The Financial Commentator on the Economy

by: John Lounsbury

E. James Welsh has published an excellent monthly letter (by subscription) since 1988. Jim is a Registered Investment Advisor in Carlsbad, CA. I always find Jim's letters to be very insightful, and have discovered a number of valuable concepts from them. The article "The Declining Usefulness of Debt" (here) was inspired by one of Jim's letters earlier this year. The newsletter goes under the banner The Financial Commentator, and it lives up to its title spectacularly.

Jim has agreed to make his September newsletter available to Seeking Alpha readers. It is temporarily available here (pdf warning).

I asked Jim to share this letter because I felt it gave a particularly insightful view of some of the challenges faced by our economy moving forward.

Jim discusses some of the headwinds we face in a very balanced way. The discussion is divided into two categories:

Secular Headwinds

  1. The burden of debt.
  2. Constrained availability of debt.
  3. Subdued consumer demand and reduced spending.
  4. Increased consumer savings rate (and debt reduction).
  5. Reduced state and local tax revenues.

Cyclical Headwinds

  1. Low employment and increasing unemployment.
  2. Expiring unemployment benefits.
  3. Housing prices that have not bottomed.
  4. Declining commercial real estate values and increasing debt defaults.
  5. Increasing government program costs meeting reduced tax revenues.

These headwinds are skillfully woven into a very readable narrative.
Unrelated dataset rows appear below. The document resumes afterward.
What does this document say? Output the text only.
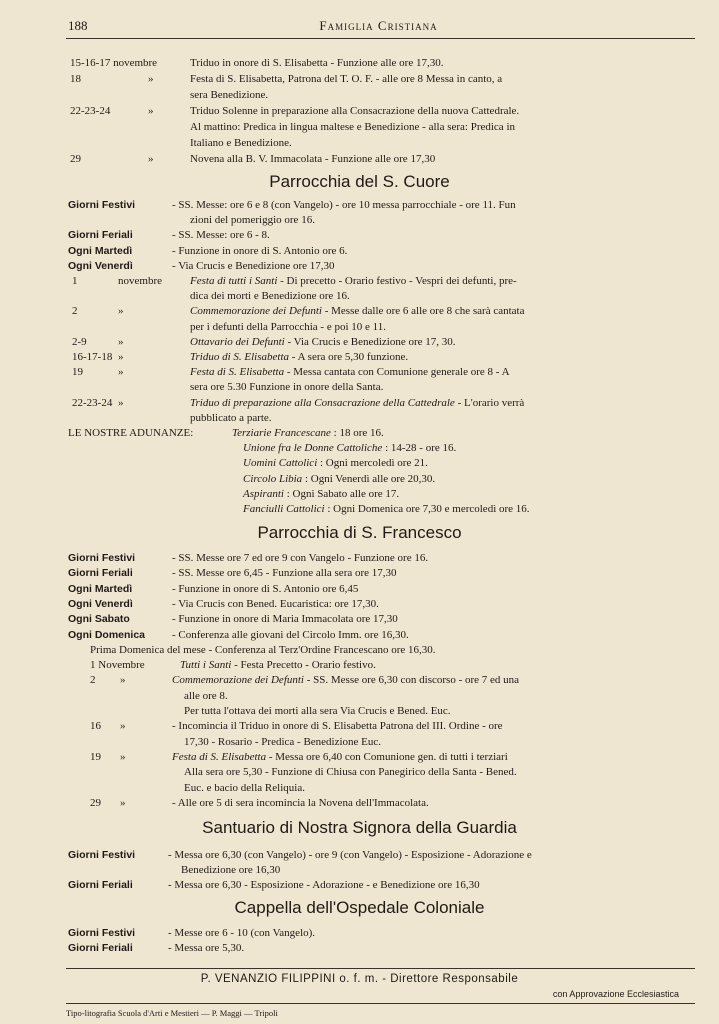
188	Famiglia Cristiana
15-16-17 novembre	Triduo in onore di S. Elisabetta - Funzione alle ore 17,30.
18	»	Festa di S. Elisabetta, Patrona del T. O. F. - alle ore 8 Messa in canto, a
sera Benedizione.
22-23-24	»	Triduo Solenne in preparazione alla Consacrazione della nuova Cattedrale.
Al mattino: Predica in lingua maltese e Benedizione - alla sera: Predica in
Italiano e Benedizione.
29	»	Novena alla B. V. Immacolata - Funzione alle ore 17,30
Parrocchia del S. Cuore
Parrocchia di S. Francesco
Santuario di Nostra Signora della Guardia
Cappella dell'Ospedale Coloniale
Giorni Festivi	- SS. Messe: ore 6 e 8 (con Vangelo) - ore 10 messa parrocchiale - ore 11. Fun
zioni del pomeriggio ore 16.
Giorni Feriali	- SS. Messe: ore 6 - 8.
Ogni Martedì	- Funzione in onore di S. Antonio ore 6.
Ogni Venerdì	- Via Crucis e Benedizione ore 17,30
1	novembre	Festa di tutti i Santi - Di precetto - Orario festivo - Vespri dei defunti, pre-
dica dei morti e Benedizione ore 16.
2	»	Commemorazione dei Defunti - Messe dalle ore 6 alle ore 8 che sarà cantata
per i defunti della Parrocchia - e poi 10 e 11.
2-9	»	Ottavario dei Defunti - Via Crucis e Benedizione ore 17, 30.
16-17-18 »	Triduo di S. Elisabetta - A sera ore 5,30 funzione.
19	»	Festa di S. Elisabetta - Messa cantata con Comunione generale ore 8 - A
sera ore 5.30 Funzione in onore della Santa.
22-23-24 »	Triduo di preparazione alla Consacrazione della Cattedrale - L'orario verrà
pubblicato a parte.
LE NOSTRE ADUNANZE:	Terziarie Francescane : 18 ore 16.
Unione fra le Donne Cattoliche : 14-28 - ore 16.
Uomini Cattolici : Ogni mercoledì ore 21.
Circolo Libia : Ogni Venerdì alle ore 20,30.
Aspiranti : Ogni Sabato alle ore 17.
Fanciulli Cattolici : Ogni Domenica ore 7,30 e mercoledì ore 16.
Giorni Festivi	- SS. Messe ore 7 ed ore 9 con Vangelo - Funzione ore 16.
Giorni Feriali	- SS. Messe ore 6,45 - Funzione alla sera ore 17,30
Ogni Martedì	- Funzione in onore di S. Antonio ore 6,45
Ogni Venerdì	- Via Crucis con Bened. Eucaristica: ore 17,30.
Ogni Sabato	- Funzione in onore di Maria Immacolata ore 17,30
Ogni Domenica - Conferenza alle giovani del Circolo Imm. ore 16,30.
Prima Domenica del mese - Conferenza al Terz'Ordine Francescano ore 16,30.
1 Novembre	Tutti i Santi - Festa Precetto - Orario festivo.
2 »	Commemorazione dei Defunti - SS. Messe ore 6,30 con discorso - ore 7 ed una
alle ore 8.
Per tutta l'ottava dei morti alla sera Via Crucis e Bened. Euc.
16 »	- Incomincia il Triduo in onore di S. Elisabetta Patrona del III. Ordine - ore
17,30 - Rosario - Predica - Benedizione Euc.
19 »	Festa di S. Elisabetta - Messa ore 6,40 con Comunione gen. di tutti i terziari
Alla sera ore 5,30 - Funzione di Chiusa con Panegirico della Santa - Bened.
Euc. e bacio della Reliquia.
29 »	- Alle ore 5 di sera incomincia la Novena dell'Immacolata.
Giorni Festivi	- Messa ore 6,30 (con Vangelo) - ore 9 (con Vangelo) - Esposizione - Adorazione e
Benedizione ore 16,30
Giorni Feriali	- Messa ore 6,30 - Esposizione - Adorazione - e Benedizione ore 16,30
Giorni Festivi	- Messe ore 6 - 10 (con Vangelo).
Giorni Feriali	- Messa ore 5,30.
P. VENANZIO FILIPPINI o. f. m. - Direttore Responsabile
con Approvazione Ecclesiastica
Tipo-litografia Scuola d'Arti e Mestieri — P. Maggi — Tripoli
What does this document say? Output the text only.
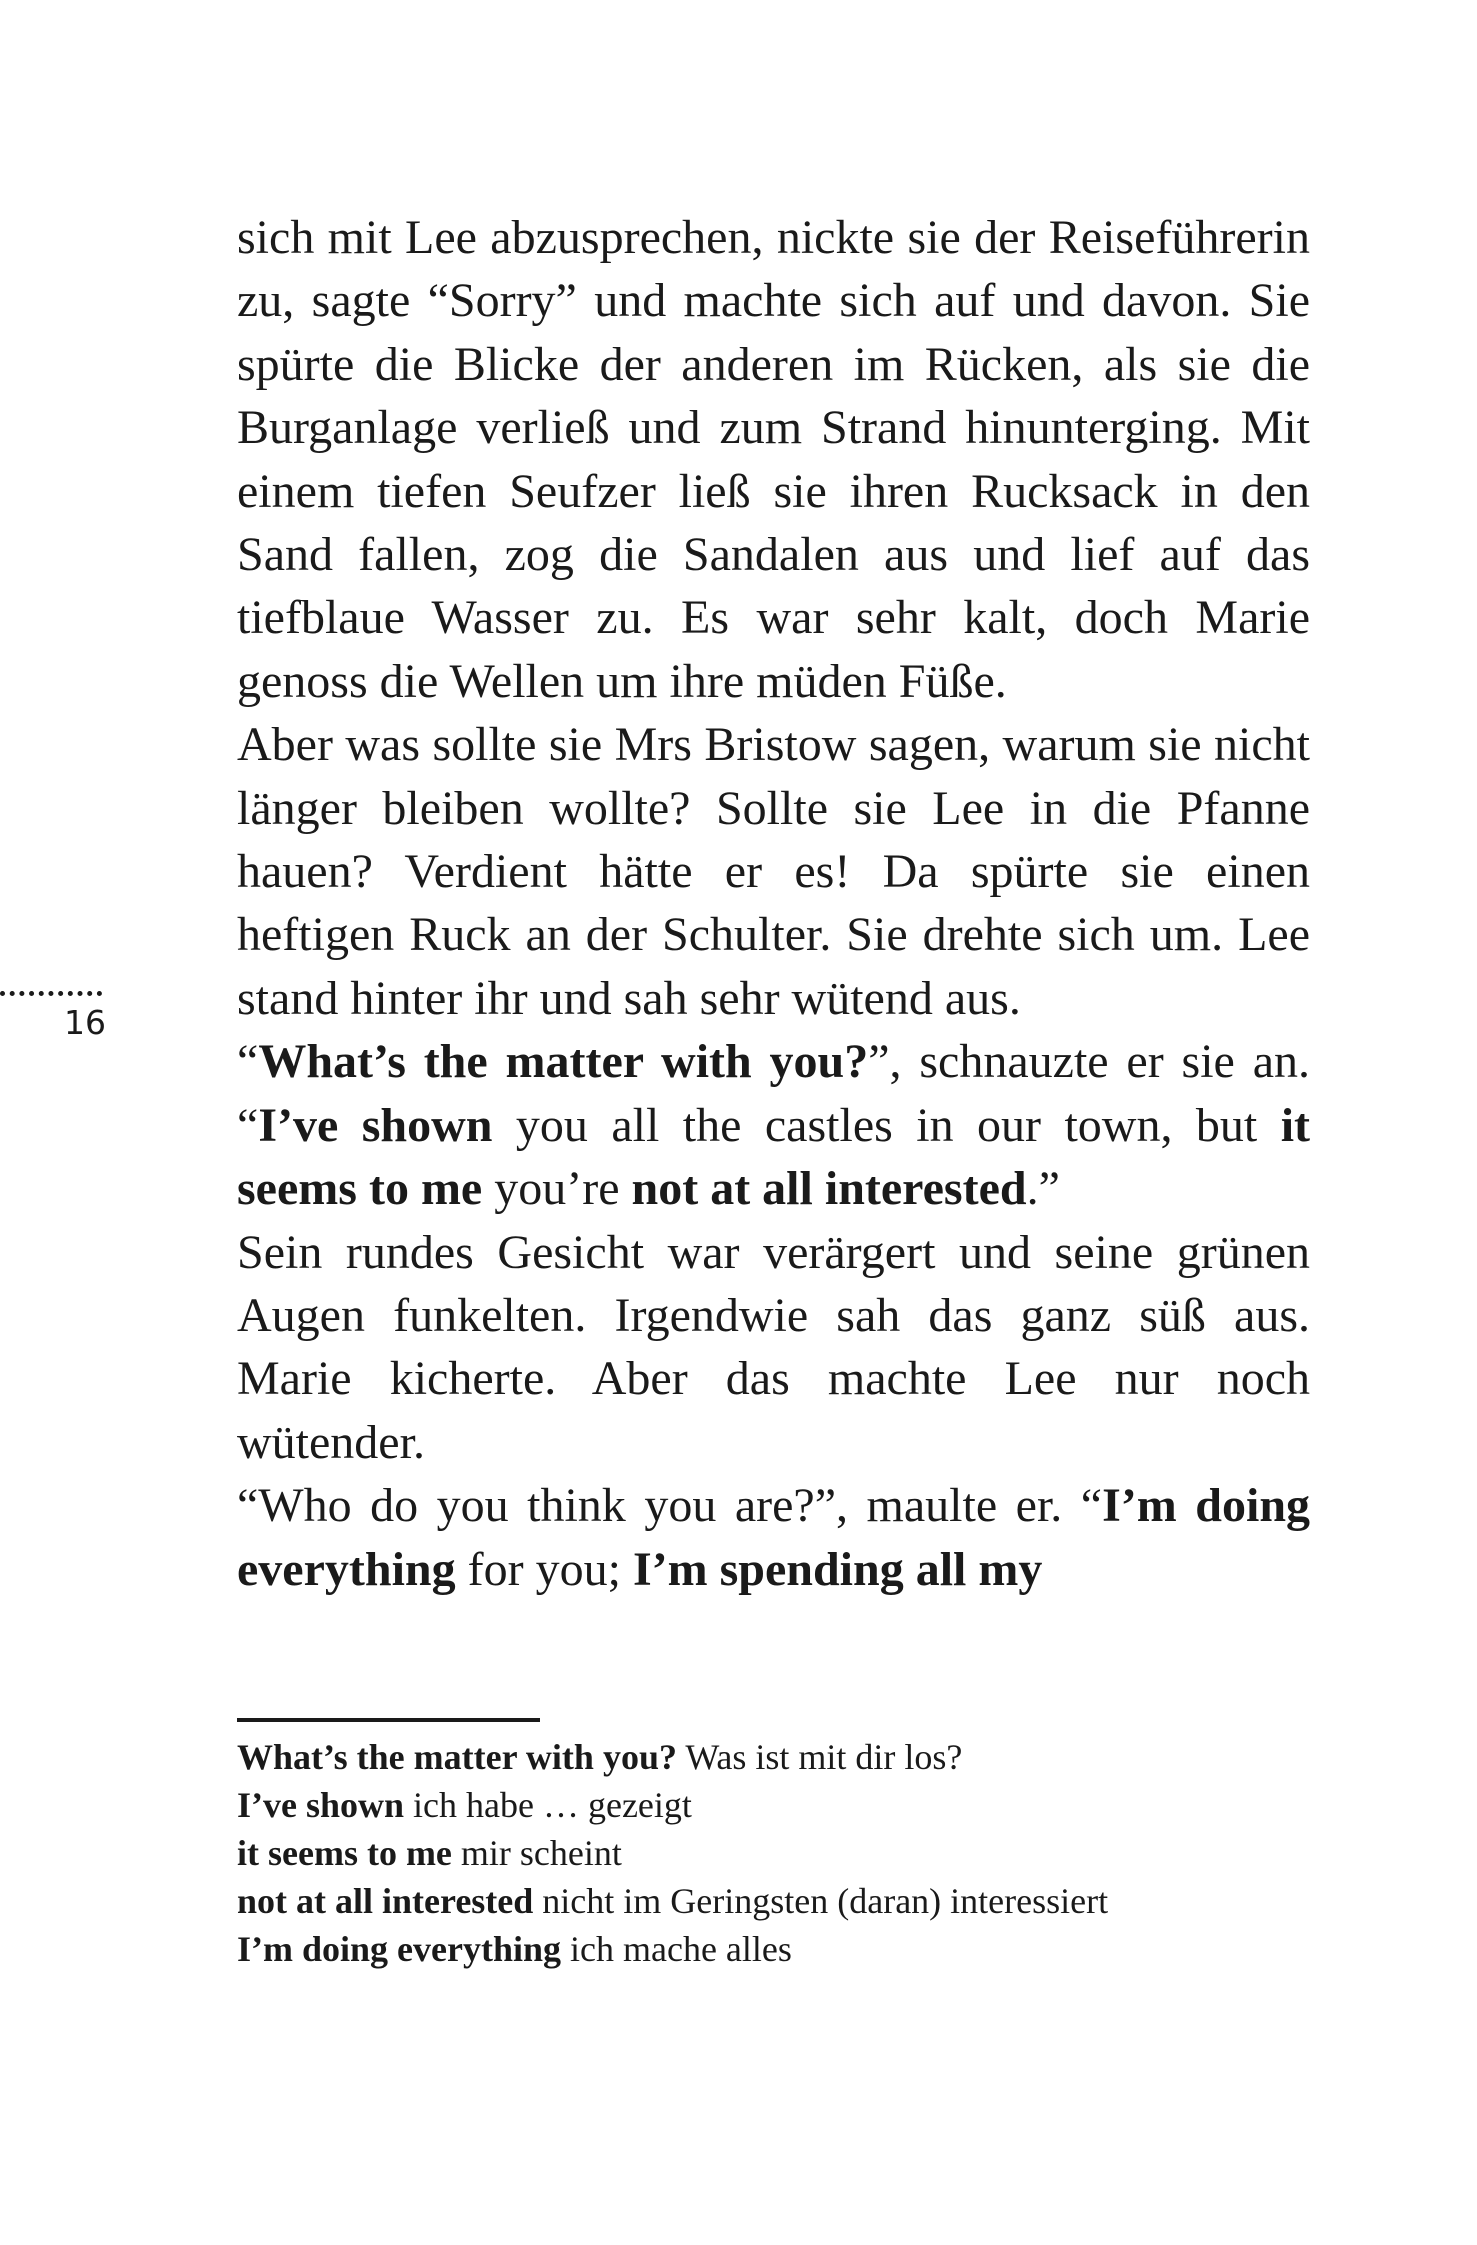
16

sich mit Lee abzusprechen, nickte sie der Reiseführerin zu, sagte “Sorry” und machte sich auf und davon. Sie spürte die Blicke der anderen im Rücken, als sie die Burganlage verließ und zum Strand hinunterging. Mit einem tiefen Seufzer ließ sie ihren Rucksack in den Sand fallen, zog die Sandalen aus und lief auf das tiefblaue Wasser zu. Es war sehr kalt, doch Marie genoss die Wellen um ihre müden Füße.

Aber was sollte sie Mrs Bristow sagen, warum sie nicht länger bleiben wollte? Sollte sie Lee in die Pfanne hauen? Verdient hätte er es! Da spürte sie einen heftigen Ruck an der Schulter. Sie drehte sich um. Lee stand hinter ihr und sah sehr wütend aus.

“What’s the matter with you?”, schnauzte er sie an. “I’ve shown you all the castles in our town, but it seems to me you’re not at all interested.”

Sein rundes Gesicht war verärgert und seine grünen Augen funkelten. Irgendwie sah das ganz süß aus. Marie kicherte. Aber das machte Lee nur noch wütender.

“Who do you think you are?”, maulte er. “I’m doing everything for you; I’m spending all my

What’s the matter with you? Was ist mit dir los?
I’ve shown ich habe … gezeigt
it seems to me mir scheint
not at all interested nicht im Geringsten (daran) interessiert
I’m doing everything ich mache alles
One section that I find very quotable, deals with the concept of the stock market as a discounting mechan ism for future earnings.

The stock market bottomed in March, and it would appear the economy bottomed in July. The sequence of the stock market bottoming before the economy will perpetuate one of the great falsehoods on Wall Street, which says the stock market anticipates and discounts the future. In this case, the sages state that the rally off the March low is discounting the coming earnings rebound. Myths are maintained because there is just enough truth to convince the unsuspecting. The irony in this case is the unsuspecting are the same people spewing this nonsense. What the Wall Street sages will fail to mention is that the rallies off the lows of March 2008, July 2008, October 2008 and November 2008 were all heralded as signs the economy was about to turn for the better. They also won’t explain what wonders the NASDAQ was discounting when it traded above 5,000 in April of 2000, or when the DJIA reached 14,200 in October 2007.

I find Jim's admonition quite amusing, because it thoroughly debunks the value of mythology based on selective use of historical data. It might be said, using Jim's analysis, that the stock market has discounted the future earnings of five of the last one recoveries. And, Jim doesn't say this, but we still have to prove the existence of that one recovery.